We all like to think we’re focused on the future – seeing what’s ahead and making the adjustments required to help brands stay in-step with their audiences. But a culture of disruption puts pressure on marketers to make short-term gains that create immediate value. It might be in an individual’s best interest to make a big noise, but at what cost to the brand?
The pressure builds from the top, with the people ultimately responsible for a brand tending to not stick around long. Often expected to deliver quick wins, the average tenure of a CMO is just four years – the shortest lifespan across the C-suite. A change in leadership often leads to a new strategy and focus. That might mean a shift in positioning, or a full rebrand, as two of the options available for creating impact.
But brands rely on repetition and recognition if they’re to permanently ink the subconscious of their audiences. Humans aren’t wired to constantly change our perceptions, so it’s unreasonable to expect audiences to keep up. Constantly churning ideas comes at a risk to audience engagement and, as a result, long-term brand equity.
We can all feel a little ‘cuckoo’ sometimes. When our brain can’t quite catch up with our own self-reasoning, we make decisions without fully considering the consequences. A lack of mental bandwidth, impatience for success and not feeling in control of a situation are some of reasons why this happens. Brand owners are often exposed to all three.
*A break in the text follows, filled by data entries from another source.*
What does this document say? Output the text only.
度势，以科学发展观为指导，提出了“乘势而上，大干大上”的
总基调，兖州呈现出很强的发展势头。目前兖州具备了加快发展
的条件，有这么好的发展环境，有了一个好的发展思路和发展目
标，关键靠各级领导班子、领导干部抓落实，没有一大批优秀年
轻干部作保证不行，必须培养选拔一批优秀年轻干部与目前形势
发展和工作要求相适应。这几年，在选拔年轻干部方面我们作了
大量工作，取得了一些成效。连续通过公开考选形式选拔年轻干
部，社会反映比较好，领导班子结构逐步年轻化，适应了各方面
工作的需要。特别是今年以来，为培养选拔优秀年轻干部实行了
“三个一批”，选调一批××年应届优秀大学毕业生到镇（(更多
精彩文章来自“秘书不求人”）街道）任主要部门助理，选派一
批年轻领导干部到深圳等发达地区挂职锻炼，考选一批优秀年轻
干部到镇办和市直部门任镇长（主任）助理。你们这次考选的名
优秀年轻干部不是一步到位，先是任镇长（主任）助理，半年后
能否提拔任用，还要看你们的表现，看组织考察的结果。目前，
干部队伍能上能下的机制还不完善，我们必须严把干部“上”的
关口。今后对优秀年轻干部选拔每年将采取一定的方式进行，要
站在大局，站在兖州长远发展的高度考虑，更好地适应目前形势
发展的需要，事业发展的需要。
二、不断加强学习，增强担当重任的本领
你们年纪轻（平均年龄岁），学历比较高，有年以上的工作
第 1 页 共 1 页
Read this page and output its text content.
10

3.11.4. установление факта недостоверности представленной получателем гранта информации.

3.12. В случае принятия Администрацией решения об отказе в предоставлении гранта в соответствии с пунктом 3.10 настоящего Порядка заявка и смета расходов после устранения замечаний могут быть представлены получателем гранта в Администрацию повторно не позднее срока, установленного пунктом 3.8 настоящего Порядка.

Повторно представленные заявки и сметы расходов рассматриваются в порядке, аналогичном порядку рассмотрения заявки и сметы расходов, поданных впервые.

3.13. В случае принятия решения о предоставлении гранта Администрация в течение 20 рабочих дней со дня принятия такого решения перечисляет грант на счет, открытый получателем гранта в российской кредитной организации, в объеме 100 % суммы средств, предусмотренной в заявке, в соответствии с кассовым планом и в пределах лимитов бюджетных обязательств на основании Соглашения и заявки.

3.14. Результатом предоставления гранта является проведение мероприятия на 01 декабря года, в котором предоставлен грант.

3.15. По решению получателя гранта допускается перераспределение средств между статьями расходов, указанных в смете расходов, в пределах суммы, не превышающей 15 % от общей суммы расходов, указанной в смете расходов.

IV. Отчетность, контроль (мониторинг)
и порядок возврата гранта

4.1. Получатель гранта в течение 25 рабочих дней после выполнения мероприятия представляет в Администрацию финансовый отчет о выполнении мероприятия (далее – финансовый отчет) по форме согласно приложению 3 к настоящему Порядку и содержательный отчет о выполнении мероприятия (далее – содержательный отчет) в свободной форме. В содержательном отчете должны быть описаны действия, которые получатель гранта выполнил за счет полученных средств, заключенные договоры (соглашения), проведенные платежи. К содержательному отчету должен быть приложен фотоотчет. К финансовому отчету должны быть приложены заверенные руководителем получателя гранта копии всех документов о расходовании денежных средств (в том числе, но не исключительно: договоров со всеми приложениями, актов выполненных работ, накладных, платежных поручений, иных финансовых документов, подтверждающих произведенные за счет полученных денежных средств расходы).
Of these, control is perhaps the most common reason for CMOs or Marketing Directors changing the direction of a brand. We trust our own instincts and decisions more than anyone else’s, and certainly more than our predecessor. Making an immediate mark might be top of the agenda for newly appointed brand owners, but that doesn’t mean they have to completely reinvent the wheel – maybe just replace a few spokes. Brands are far more effective when they’re built and maintained over time rather than screeching intermittently for attention.
While it should be simple, none of this is easy. From needing buy-in from above, to finding the bandwidth to make an idea stick, there will always be reasons to look for short-term gain rather than long-term value. But your brand will thank you in the long-run if you continue to think fast, but brand slow.